At 2 p.m. the gates opened as advertised. The ATF man asked to look in my bag — that Boston Strong thing.

Did I feel safer? Not really. Although the square foot I was standing on was declared safe, there are 724,838,400 square feet in 26 square miles, plus the .2, and you can’t police every one of them when lunatics are running loose.

After Sam the Sham and the Pharaohs ripped through their greatest hit(s) on the big stage in the Festival Lot/Rallycross track — actually it was one of those alternative bands called the All-American Rejects, which surely must have come as a disappointment to the great Jim Ryun — it was time to run.

The runners lined up in sections called corrals, with the Kenyans starting in the E corral (for Elite) followed by Corrals 1 through 36.

Fast runners in front, slow runners in back.

It was like a half-mile from Corral 35 — somebody must have swiped the sign for Corral 36, because nobody could find it — to the front of the starting line where the Kenyans were.

Woman in Corral 35, not exactly in tip-top shape, wearing a Crohn’s &Colitis Foundation T-shirt: “You mean we have to run farther than the fast runners?”

Running pal: “Yes.”

Woman in Corral 35: “!@#$%.”

Running pal: “But if it’s any consolation, the extra distance doesn’t count.”

The last three runners to begin moving were Arnie and Bev Eckert, from Jasper, Ind., and Dana Kanakaole, who moved here from Hawaii three years ago.
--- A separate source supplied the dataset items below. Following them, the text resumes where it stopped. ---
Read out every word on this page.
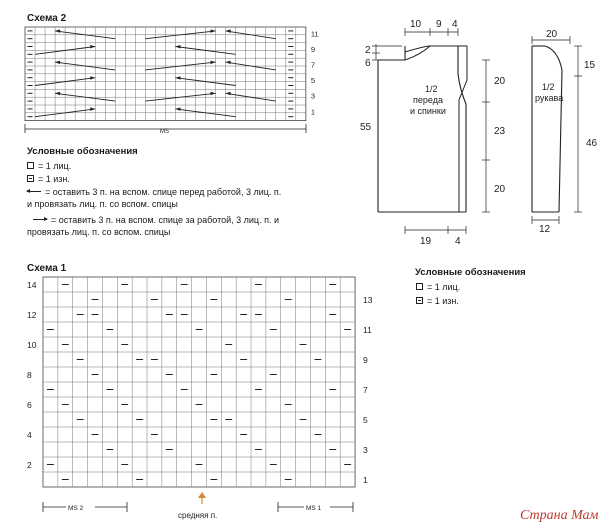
Схема 2
11
9
7
5
3
1
MS
14
12
10
8
6
4
2
13
11
9
7
5
3
1
MS 2	MS 1
средняя п.
10 9 4
2
6
55
20
23
20
19 4
1/2
переда
и спинки
20
15
46
12
1/2
рукава
Условные обозначения
= 1 лиц.
= 1 изн.
= оставить 3 п. на вспом. спице перед работой, 3 лиц. п.
и провязать лиц. п. со вспом. спицы
= оставить 3 п. на вспом. спице за работой, 3 лиц. п. и
провязать лиц. п. со вспом. спицы
Схема 1	Условные обозначения
= 1 лиц.
= 1 изн.
Страна Мам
Like a lot of the runners who had been strangers before convening at the Festival Lot/Rallycross track, they were talking and laughing and carrying on like lifelong friends.

This, I think, is the best part of the marathon. Better than the aluminum blanket and the chocolate milk. Beats the heck out of the bleeding nipples.

I assured the Eckerts and Dana Kanakaole it would all be over in 26.2 miles, plus the extra half-mile to the starting line where the Kenyans had been. They corrected me. For them, it would all be over in 13.1 miles; they were only running the half-marathon.

“We’re only half crazy,” Dana Kanakaole said.

Seconds later, a big black tour bus turned into the dirt parking lot flanking Corrals 34 and 35. A final phalanx of marathon runners scrambled onto Giles Road, wondering aloud where everybody was going, and surely silently thinking what was up with all those tutus?